Vasileios Vittis " Online Ensemble Classification Algorithms of Big Data Streams at Apache Flink", Diploma Work, School of Electrical and Computer Engineering, Technical University of Crete, Chania, Greece, 2021
https://doi.org/10.26233/heallink.tuc.90722
The growing need to make high-precision real-time decisions from dynamic data creates, the need to create modern systems capable of coping with diverse problems. Thus, the demands generated by the 4 Vs (volume, variety, velocity, and veracity) make the classical systems inefficient, thus creating space for systems that process data only once, without the need to store them.

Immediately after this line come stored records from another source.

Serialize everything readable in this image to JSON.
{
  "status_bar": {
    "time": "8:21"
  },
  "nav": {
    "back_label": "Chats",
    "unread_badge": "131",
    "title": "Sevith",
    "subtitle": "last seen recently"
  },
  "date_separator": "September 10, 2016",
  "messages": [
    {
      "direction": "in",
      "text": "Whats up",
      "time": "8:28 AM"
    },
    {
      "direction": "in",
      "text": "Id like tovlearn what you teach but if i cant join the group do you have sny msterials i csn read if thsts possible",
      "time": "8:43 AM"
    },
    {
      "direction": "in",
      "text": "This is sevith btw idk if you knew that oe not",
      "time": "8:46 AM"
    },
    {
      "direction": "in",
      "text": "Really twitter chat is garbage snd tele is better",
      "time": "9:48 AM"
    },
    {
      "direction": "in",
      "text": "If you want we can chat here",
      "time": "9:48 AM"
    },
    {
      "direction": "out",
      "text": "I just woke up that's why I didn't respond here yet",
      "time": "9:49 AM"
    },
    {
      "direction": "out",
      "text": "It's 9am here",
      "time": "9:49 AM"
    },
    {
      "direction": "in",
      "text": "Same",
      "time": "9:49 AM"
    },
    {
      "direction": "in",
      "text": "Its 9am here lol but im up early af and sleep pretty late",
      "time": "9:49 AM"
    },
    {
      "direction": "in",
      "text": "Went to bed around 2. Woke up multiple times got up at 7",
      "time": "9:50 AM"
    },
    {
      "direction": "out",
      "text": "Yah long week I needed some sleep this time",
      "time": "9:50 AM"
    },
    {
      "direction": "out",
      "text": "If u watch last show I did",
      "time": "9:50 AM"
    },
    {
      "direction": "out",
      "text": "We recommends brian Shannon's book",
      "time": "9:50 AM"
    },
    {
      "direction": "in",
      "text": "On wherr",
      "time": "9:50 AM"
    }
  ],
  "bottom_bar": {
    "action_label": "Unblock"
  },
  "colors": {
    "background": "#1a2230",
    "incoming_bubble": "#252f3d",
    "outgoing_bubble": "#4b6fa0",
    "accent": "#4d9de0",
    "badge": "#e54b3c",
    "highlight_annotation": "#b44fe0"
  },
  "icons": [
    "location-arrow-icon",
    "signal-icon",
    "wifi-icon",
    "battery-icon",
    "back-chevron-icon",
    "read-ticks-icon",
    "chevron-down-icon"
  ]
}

Ensemble Systems consist of individual subsystems with different characteristics, participating in the voting process in order to make the final decision. These subsystems are implemented by the state-of-the-art decision tree algorithm, Hoeffding Tree, due to its simple construction and the fewer assumptions it makes. It is important that such models take advantage of the available distributed environments in order to effectively speed up the learning process. In this dissertation, we create a distributed ensemble learning system for binary classification, consisting of Hoeffding Trees, creating a Random Forest. After observations about the response time and development space of the specific system, we implemented techniques that purposefully solve such problems. The results of the experimental process confirm the proposed methodology, when compared with corresponding techniques in the literature.